Na sua cabeça o prelúdio de gostar de alguém já lhe dava cansaço. Mas, sobretudo, medo. Medo de que ele fosse um canalha, medo de que ele fosse romântico. Medo de ele ser caseiro demais, medo de ele ser boêmio de menos. Medo que fosse o homem certo na hora errada, ou o homem errado na hora certa. Medo de sentir a certeza de que no fundo não se sabe exatamente o que se quer… Medo de ele ser melhor que as suas respostas e pior que suas dúvidas. Medo de não querer se repartir com mais ninguém além dele, medo de não querer repartí-lo com ninguém, nem mesmo com seu passado. Medo da brincadeira simulada quando falava sério e, de bancar seriedade quando era apenas brincadeira. Medo de convidá-lo a entrar. Medo de vê-lo sair. Medo de estragar a felicidade por entender não merecê-la, medo de não mastigá-la por respeito, medo de passar por ela, sem reconhecê-la. Resumindo, tinha medo de que o telefone tocasse, mais medo ainda se não tocasse.
Mas, teve um dia, que o telefone tocou. Travaram alguns minutos de conversa. Ele trocou de roupa e, Ela trancou a preguiça, o cansaço e o medo numa gaveta dentro do peito.
Ela não sabia ainda o que era aquilo, mas sabia que seria mais grave não ter lembranças do que precisar esquecer. Sabia que doeria mais concluir que o final poderia ser diferente se houvesse a chance de um começo. Enfim, decidiu que não iria guardar o cheque em branco na gaveta só pelo receio de descontá-lo e descobrir que voltou sem fundos. E se tivesse fundos?
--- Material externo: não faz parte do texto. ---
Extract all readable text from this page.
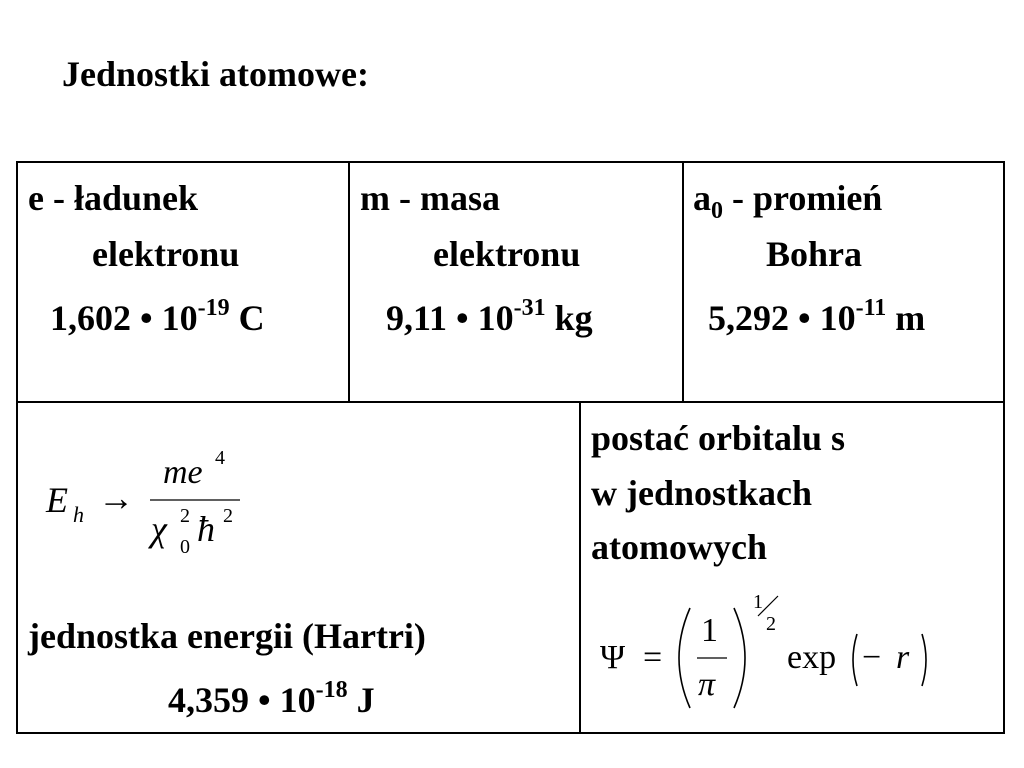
Jednostki atomowe:
e - ładunek
elektronu
1,602 • $10^{-19}$ C
m - masa
elektronu
9,11 • $10^{-31}$ kg
$a_0$ - promień
Bohra
5,292 • $10^{-11}$ m
E h →
me 4
χ 2
0 ħ 2
jednostka energii (Hartri)
4,359 • $10^{-18}$ J
postać orbitalu s
w jednostkach
atomowych
Ψ =
1
π
1
2
exp − r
Apesar da carência de confiança daqueles que vivem em tempos de crise. Apostou. Se não fosse a história que buscava, fecharia o livro. Ponto.
O desfecho não era o que idealizara, mas tampouco teve vontade de buscar outro romance. Quem os conheceu afirma que conseguem ser felizes até hoje. Acredite se puder.
Fim.
(♔L.A.M.L.)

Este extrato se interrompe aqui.